Yuri Gladkikh

Personal information
- Full name: Yuri Nikolaevich Gladkikh
- Date of birth: 8 October 1960 (age 65)
- Place of birth: Lipetsk, Soviet Union
- Height: 1.71 m (5 ft 7 in)
- Position: Forward

Youth career
- Novolipetsk Lipetsk

Senior career*
- Years: Team / Apps / (Gls)
- 1977–1982: Metallurg Lipetsk / 166 / (28)
- 1983–1986: Iskra Smolensk / 95 / (8)
- 1987: Metallurg Lipetsk / 26 / (2)
- 1988–1989: Traktor Pavlodar / 72 / (10)
- 1990: Metallurg Yermak / 17 / (5)
- 1990–1991: Shakhter Karagandy / 24 / (1)
- 1991–1992: Kokshetau / 27 / (4)

= Yuri Gladkikh =

Soviet footballer

Yuri Nikolaevich Gladkikh (Юрий Николаевич Гладких; born 8 October 1960) is a Soviet former footballer who played as a midfielder in the 1970s and 1980s.

==Career==
Born in Lipetsk, Gladkikh began playing football in the Soviet Second League with local side FC Metallurg Lipetsk.
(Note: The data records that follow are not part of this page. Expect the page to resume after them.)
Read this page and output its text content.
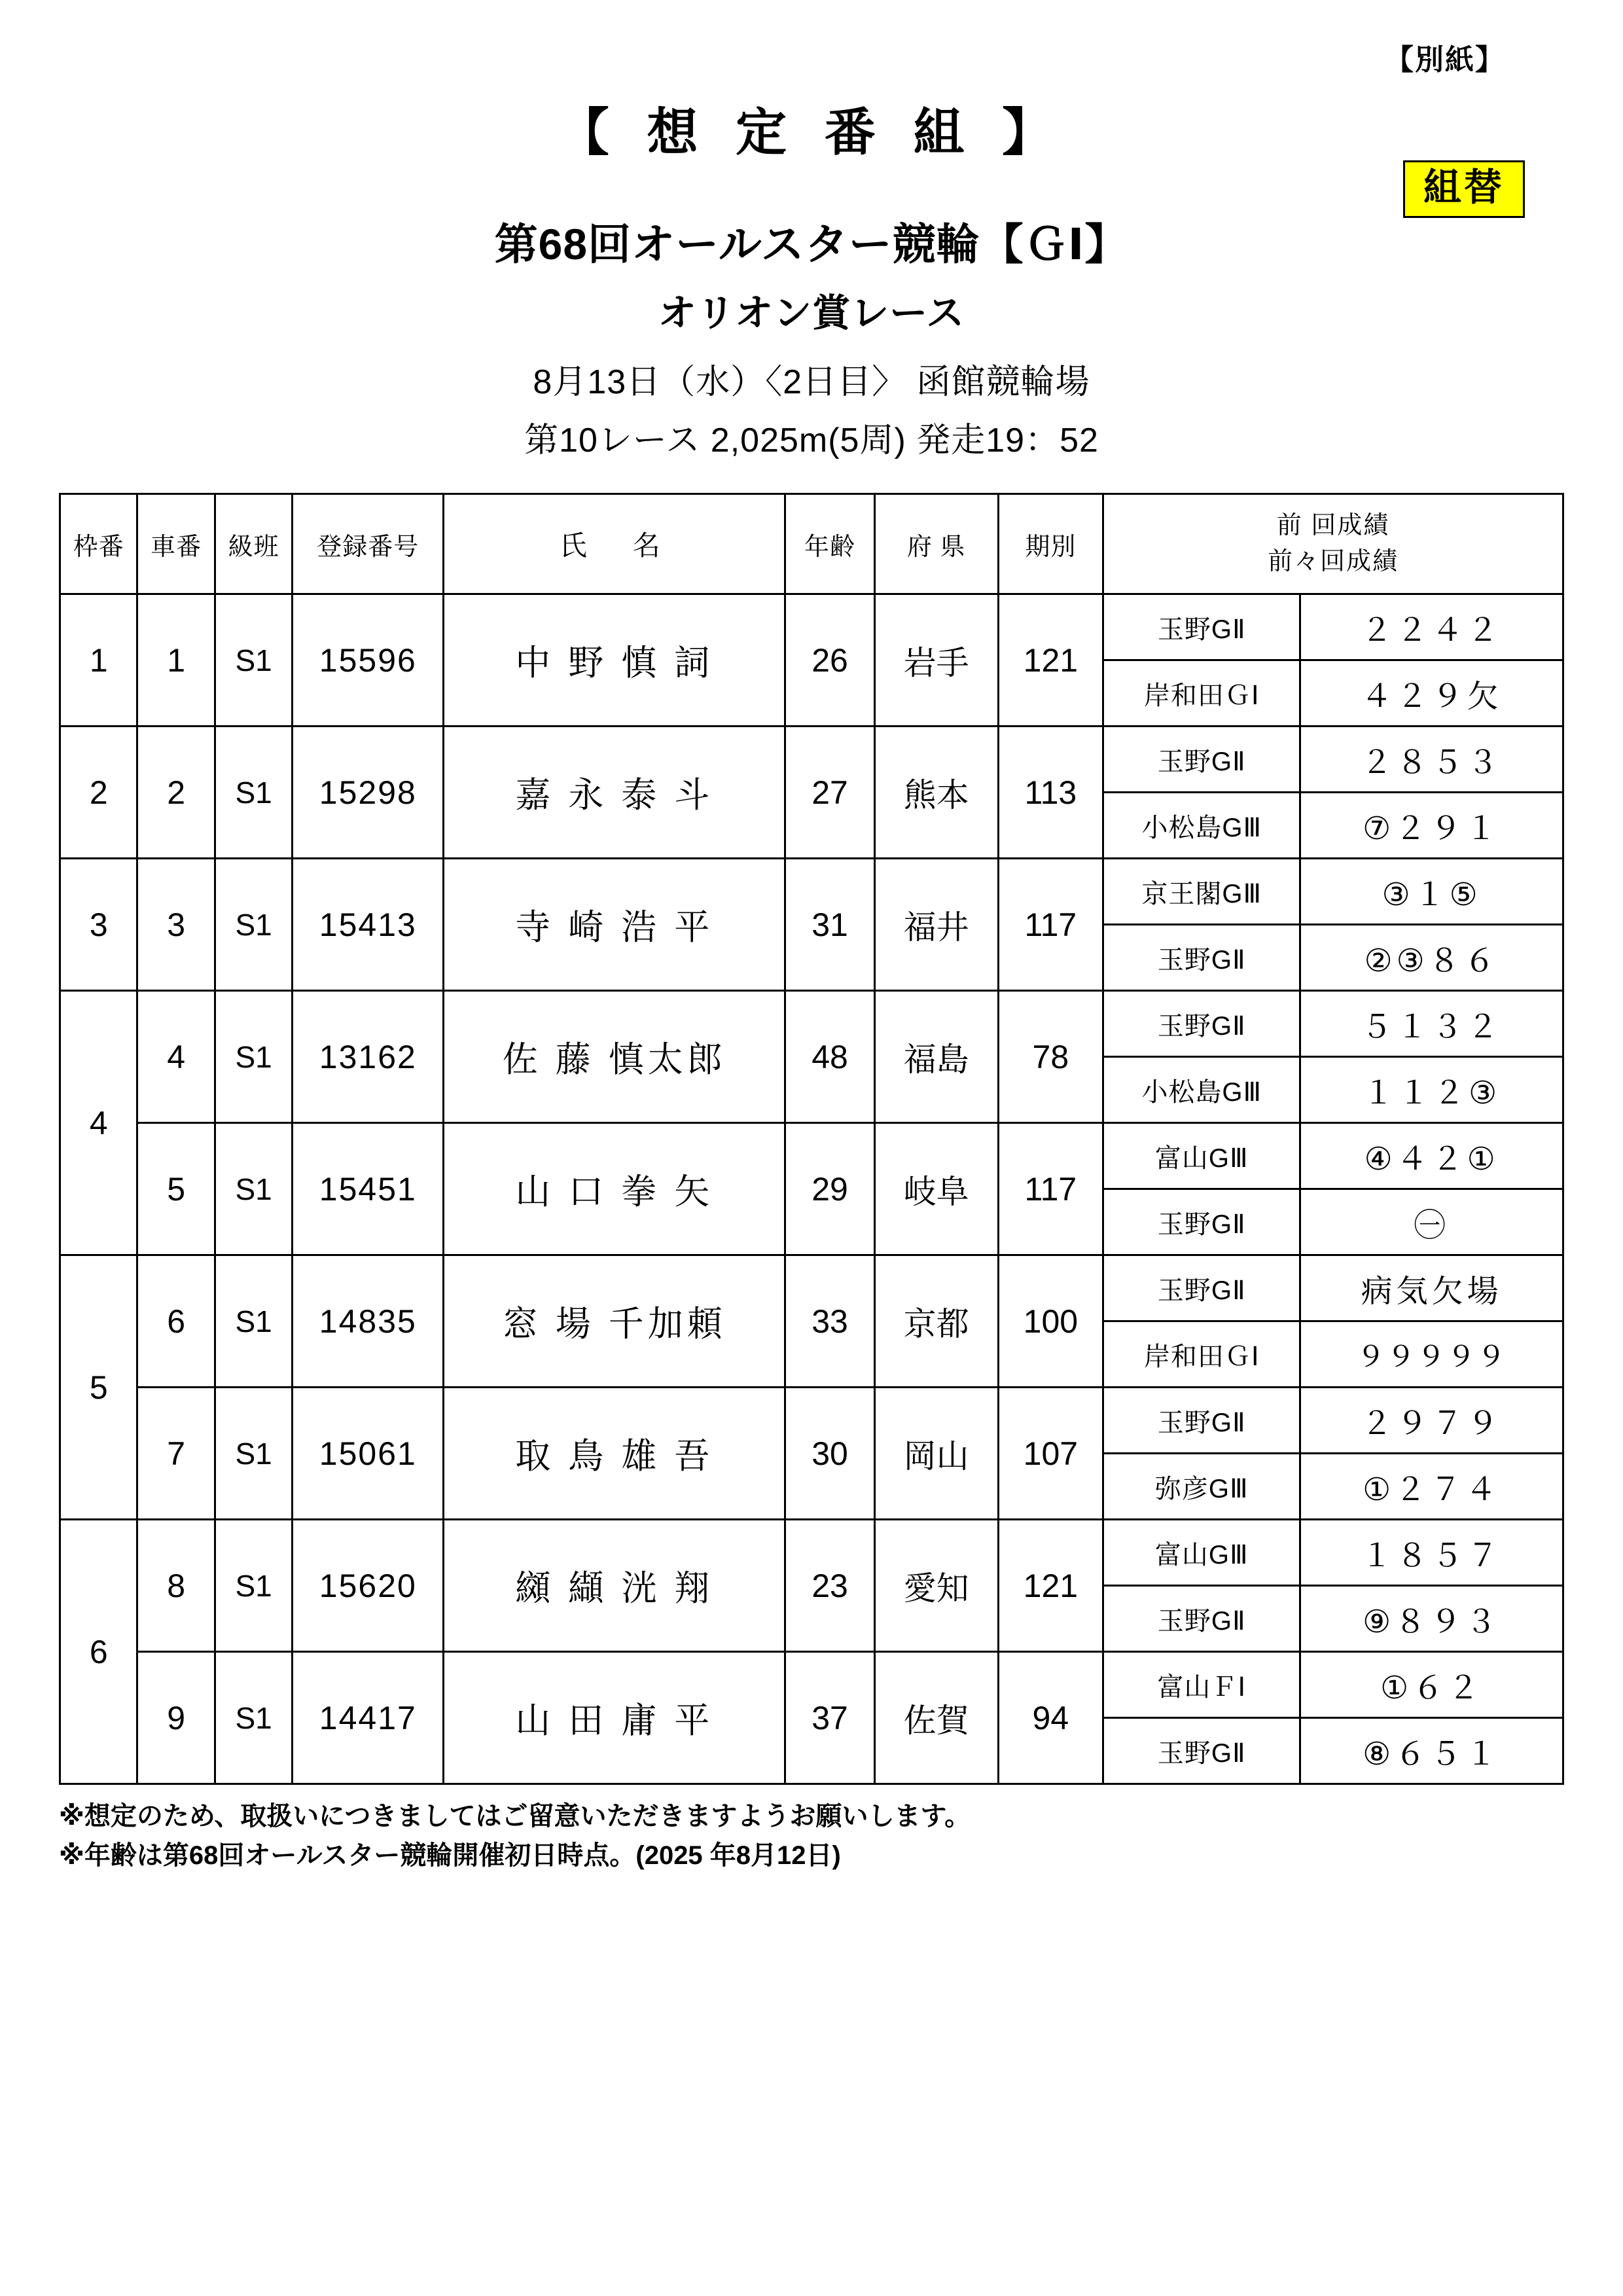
【別紙】
【 想 定 番 組 】
組替
第68回オールスター競輪【ＧⅠ】
オリオン賞レース
8月13日（水）〈2日目〉 函館競輪場
第10レース 2,025m(5周) 発走19：52
枠番	車番	級班	登録番号	氏　名	年齢	府 県	期別	前 回成績
前々回成績	

1	1	S1	15596	中 野 慎 詞	26	岩手	121	玉野GⅡ	２２４２
								岸和田ＧⅠ	４２９欠
2	2	S1	15298	嘉 永 泰 斗	27	熊本	113	玉野GⅡ	２８５３
								小松島GⅢ	⑦２９１
3	3	S1	15413	寺 崎 浩 平	31	福井	117	京王閣GⅢ	③１⑤
								玉野GⅡ	②③８６
4	4	S1	13162	佐 藤 慎太郎	48	福島	78	玉野GⅡ	５１３２
								小松島GⅢ	１１２③
	5	S1	15451	山 口 拳 矢	29	岐阜	117	富山GⅢ	④４２①
								玉野GⅡ	㊀
5	6	S1	14835	窓 場 千加頼	33	京都	100	玉野GⅡ	病気欠場
								岸和田ＧⅠ	９９９９９
	7	S1	15061	取 鳥 雄 吾	30	岡山	107	玉野GⅡ	２９７９
								弥彦GⅢ	①２７４
6	8	S1	15620	纐 纈 洸 翔	23	愛知	121	富山GⅢ	１８５７
								玉野GⅡ	⑨８９３
	9	S1	14417	山 田 庸 平	37	佐賀	94	富山ＦⅠ	①６２
								玉野GⅡ	⑧６５１
※想定のため、取扱いにつきましてはご留意いただきますようお願いします。
※年齢は第68回オールスター競輪開催初日時点。(2025 年8月12日)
He appeared in 192 league matches over two stints with Metallurg. In 1983, Gladkikh joined Soviet First League side FC Iskra Smolensk, where he would make nearly 100 league appearances over four years. He also helped the club reach the semi-finals of the 1984–85 Soviet Cup, and was awarded Master of Sports of the USSR that year.